Everytown for Gun Safety, which tracks mass shootings based on press accounts,
police records, and court papers, defines mass shooting as "any incident in
which four or more people are shot and killed, excluding the shooter."
Congressional Research Service (CRS) 2015 report titled Mass Murder with Firearms: Did not define "mass shooting" but defined "public mass shooting" for the purposes of its report as "a multiple homicide incident in which four or more victims are murdered with firearms, within one event, and in one or more locations in close proximity."

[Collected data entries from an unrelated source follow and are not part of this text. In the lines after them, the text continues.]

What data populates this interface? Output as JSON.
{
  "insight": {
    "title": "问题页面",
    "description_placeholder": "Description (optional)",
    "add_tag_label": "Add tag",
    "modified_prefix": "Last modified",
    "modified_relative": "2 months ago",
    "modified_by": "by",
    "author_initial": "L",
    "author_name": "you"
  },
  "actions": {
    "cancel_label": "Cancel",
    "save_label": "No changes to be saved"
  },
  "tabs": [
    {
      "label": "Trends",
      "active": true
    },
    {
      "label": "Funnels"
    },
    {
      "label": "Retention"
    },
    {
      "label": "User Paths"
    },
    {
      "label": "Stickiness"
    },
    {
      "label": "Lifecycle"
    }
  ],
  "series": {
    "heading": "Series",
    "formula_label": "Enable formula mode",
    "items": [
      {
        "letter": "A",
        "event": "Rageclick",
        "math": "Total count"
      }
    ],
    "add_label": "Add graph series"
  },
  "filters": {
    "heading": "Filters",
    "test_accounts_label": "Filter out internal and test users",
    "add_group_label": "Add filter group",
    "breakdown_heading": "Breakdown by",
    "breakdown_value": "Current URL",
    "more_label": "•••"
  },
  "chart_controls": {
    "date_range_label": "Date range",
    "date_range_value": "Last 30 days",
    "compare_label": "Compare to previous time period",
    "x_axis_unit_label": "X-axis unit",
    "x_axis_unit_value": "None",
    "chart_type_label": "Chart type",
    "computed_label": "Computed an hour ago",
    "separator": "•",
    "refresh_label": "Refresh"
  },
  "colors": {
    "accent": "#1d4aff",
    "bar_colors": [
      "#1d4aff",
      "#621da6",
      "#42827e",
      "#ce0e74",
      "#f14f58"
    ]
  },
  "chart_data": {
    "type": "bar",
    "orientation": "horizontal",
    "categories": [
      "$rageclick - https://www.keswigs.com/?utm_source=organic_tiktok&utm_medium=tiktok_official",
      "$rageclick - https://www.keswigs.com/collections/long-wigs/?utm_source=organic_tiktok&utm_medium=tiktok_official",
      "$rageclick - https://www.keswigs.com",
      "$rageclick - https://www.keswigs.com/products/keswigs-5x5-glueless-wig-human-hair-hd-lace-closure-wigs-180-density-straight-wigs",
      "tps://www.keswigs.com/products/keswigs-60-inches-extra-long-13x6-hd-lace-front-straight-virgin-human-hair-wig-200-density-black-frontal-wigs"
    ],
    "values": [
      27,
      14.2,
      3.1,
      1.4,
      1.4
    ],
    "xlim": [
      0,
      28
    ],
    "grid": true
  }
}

Mother Jones's open-source database of mass shootings: The magazine's database, established after the 2012 Aurora movie theater massacre and updated continuously since that time, defines "mass shootings" as "indiscriminate rampages in public places resulting in four or more victims killed by the attacker," excluding "shootings stemming from more conventionally motivated crimes such as armed robbery or gang violence" and shootings in which the perpetrator has not been identified. This definition generally is consistent with the FBI's figures and the data used by criminologists.
2022 National Institute of Justice/The Violence Project dataset: Defines "mass public shooting" as an incident in which at least four victims were killed with firearms in a single event "and the murders are not attributable to any other underlying criminal activity or commonplace circumstance (armed robbery, criminal competition, insurance fraud, argument, or romantic triangle)."